Tabla takes the traditional duck confit ($11) a step further by pan-searing the leg-and-thigh piece to a crackling finish, then pairing it with a slice of Port-poached orange that provides both acidity and sweet to balance the rich fowl. Squab ($12) gets a similar treatment with a Moroccan spice rub, but the tempering comes from fennel-seed mashed potatoes slightly sweetened with sherry. An egg baked with a little cream, some Parmesan, and a few pieces of asparagus, then topped with crispy puff pastry ($8), strikes another delicious blow for liberation from the hash-browns-and-bacon prison of breakfast.
With its more traditional dining room and full bar, Tabla feels a little more restaurantlike than its small-plate, wine-bar cousins down the street. Michael Rypkema, a former Serratto manager, keeps the front of the house running like a well-oiled machine. The service is friendly and unobtrusive, while subtle touches such as high-grade stemware and silver add a hint of formality.
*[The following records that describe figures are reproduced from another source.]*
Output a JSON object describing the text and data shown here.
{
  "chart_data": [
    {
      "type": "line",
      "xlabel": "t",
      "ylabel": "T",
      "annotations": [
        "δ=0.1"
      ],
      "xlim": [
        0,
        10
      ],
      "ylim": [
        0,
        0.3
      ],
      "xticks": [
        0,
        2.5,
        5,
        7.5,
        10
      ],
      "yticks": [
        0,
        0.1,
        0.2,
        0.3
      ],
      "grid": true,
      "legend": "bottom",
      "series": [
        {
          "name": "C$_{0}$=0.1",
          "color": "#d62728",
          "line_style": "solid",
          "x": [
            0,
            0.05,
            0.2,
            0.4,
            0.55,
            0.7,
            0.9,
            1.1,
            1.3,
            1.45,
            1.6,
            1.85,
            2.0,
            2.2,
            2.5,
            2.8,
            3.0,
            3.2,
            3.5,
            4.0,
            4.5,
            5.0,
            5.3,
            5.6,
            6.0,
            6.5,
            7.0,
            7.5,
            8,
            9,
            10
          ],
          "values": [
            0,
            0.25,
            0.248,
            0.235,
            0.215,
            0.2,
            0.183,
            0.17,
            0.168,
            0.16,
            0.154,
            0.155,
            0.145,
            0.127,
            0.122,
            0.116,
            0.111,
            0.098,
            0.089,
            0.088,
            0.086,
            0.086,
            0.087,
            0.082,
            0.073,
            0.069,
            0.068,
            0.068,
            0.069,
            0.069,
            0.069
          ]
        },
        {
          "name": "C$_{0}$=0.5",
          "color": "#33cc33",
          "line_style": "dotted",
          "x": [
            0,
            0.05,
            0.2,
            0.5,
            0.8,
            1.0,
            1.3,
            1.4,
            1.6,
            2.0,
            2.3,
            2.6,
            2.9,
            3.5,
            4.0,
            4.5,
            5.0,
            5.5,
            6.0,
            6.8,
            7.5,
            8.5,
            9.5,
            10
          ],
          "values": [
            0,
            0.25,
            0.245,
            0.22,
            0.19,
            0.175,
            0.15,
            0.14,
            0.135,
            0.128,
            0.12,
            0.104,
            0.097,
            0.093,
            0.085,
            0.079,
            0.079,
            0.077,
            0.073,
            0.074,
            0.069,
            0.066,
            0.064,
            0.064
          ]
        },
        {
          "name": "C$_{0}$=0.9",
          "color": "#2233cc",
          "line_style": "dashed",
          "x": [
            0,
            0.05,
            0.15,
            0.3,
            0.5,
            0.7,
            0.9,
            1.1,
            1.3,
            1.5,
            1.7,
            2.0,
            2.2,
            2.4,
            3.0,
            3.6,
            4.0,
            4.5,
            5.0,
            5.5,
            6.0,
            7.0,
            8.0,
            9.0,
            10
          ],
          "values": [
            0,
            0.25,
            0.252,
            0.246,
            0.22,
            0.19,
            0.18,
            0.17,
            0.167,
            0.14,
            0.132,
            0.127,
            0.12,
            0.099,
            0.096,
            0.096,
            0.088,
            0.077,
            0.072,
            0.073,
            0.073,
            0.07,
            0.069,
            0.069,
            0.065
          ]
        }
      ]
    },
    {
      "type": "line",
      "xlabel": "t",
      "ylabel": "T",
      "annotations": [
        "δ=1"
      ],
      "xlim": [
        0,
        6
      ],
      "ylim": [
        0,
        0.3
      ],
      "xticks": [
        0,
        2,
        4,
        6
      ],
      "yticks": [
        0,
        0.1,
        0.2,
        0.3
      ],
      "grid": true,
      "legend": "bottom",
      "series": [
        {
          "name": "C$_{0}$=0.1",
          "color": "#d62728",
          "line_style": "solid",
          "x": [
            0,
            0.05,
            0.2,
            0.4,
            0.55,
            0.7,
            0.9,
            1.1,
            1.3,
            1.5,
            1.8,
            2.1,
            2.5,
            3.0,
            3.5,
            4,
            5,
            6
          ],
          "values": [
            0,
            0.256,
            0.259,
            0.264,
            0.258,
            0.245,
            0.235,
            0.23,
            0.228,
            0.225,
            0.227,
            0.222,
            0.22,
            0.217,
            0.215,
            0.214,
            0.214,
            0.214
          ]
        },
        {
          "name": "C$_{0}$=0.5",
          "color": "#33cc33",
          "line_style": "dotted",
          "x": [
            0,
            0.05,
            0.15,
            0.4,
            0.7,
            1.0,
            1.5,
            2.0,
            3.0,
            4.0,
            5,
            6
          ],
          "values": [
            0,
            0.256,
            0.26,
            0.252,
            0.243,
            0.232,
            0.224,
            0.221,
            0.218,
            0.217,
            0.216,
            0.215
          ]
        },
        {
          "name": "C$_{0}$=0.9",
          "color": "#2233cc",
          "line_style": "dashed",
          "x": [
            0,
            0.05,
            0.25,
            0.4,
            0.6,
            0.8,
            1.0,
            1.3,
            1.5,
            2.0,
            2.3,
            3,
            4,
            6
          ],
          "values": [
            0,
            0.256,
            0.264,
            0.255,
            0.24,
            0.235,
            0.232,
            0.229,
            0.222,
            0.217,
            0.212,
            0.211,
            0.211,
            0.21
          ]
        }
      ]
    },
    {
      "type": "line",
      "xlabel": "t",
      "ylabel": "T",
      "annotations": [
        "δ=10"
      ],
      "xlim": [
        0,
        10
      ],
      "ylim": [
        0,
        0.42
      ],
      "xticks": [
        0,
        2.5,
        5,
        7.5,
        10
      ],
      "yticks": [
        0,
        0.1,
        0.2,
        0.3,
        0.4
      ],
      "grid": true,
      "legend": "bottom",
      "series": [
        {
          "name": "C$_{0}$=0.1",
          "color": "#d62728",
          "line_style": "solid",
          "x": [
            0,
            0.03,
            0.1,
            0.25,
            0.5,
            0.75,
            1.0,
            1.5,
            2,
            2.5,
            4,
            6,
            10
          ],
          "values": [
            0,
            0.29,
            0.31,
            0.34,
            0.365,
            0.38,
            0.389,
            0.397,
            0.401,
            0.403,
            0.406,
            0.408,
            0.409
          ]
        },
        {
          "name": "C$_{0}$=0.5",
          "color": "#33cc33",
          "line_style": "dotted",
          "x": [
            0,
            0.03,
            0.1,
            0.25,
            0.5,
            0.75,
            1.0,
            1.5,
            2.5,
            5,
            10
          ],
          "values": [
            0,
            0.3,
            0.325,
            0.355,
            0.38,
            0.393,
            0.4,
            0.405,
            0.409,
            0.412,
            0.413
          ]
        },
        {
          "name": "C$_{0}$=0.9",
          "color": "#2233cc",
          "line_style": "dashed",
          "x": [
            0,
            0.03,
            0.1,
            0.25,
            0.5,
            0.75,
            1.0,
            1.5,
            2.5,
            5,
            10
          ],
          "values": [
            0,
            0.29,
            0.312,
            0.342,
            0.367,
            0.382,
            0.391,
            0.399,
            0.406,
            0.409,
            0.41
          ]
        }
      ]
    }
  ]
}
The view of the wide-open kitchen loosens things up.
Co-chefs Adam Berger and Matt Johnson first worked as a team at Serratto, and they pulled the food there up to par with Portland's best Italian ristoranti. At Tabla they're tweaking Italian dishes to deliver concentrated flavor.
The name Tabla comes from the Spanish word for board, plank or tablet. While Johnson and Berger like to think of their new restaurant as a blank slate, it's already a place where flavor is being writ large.
200 NE 28th Ave., 238-3777
4-10 pm Sunday, 5-11 pm Monday-Wednesday, 5 pm-1 am Thursday-Saturday.
Don't be lulled into thinking Tabla's inexpensive because the prices seem low. A full meal can consist of four to six small plates per person, so a couple can drop $100 pretty quickly if they drink wine, too.
Lemon-cream crêpes with lemon sorbétto and blueberry pots de crème make fine desserts, but chocolate lovers should go for the ménage à trois of truffles, even better with a shot of grappa.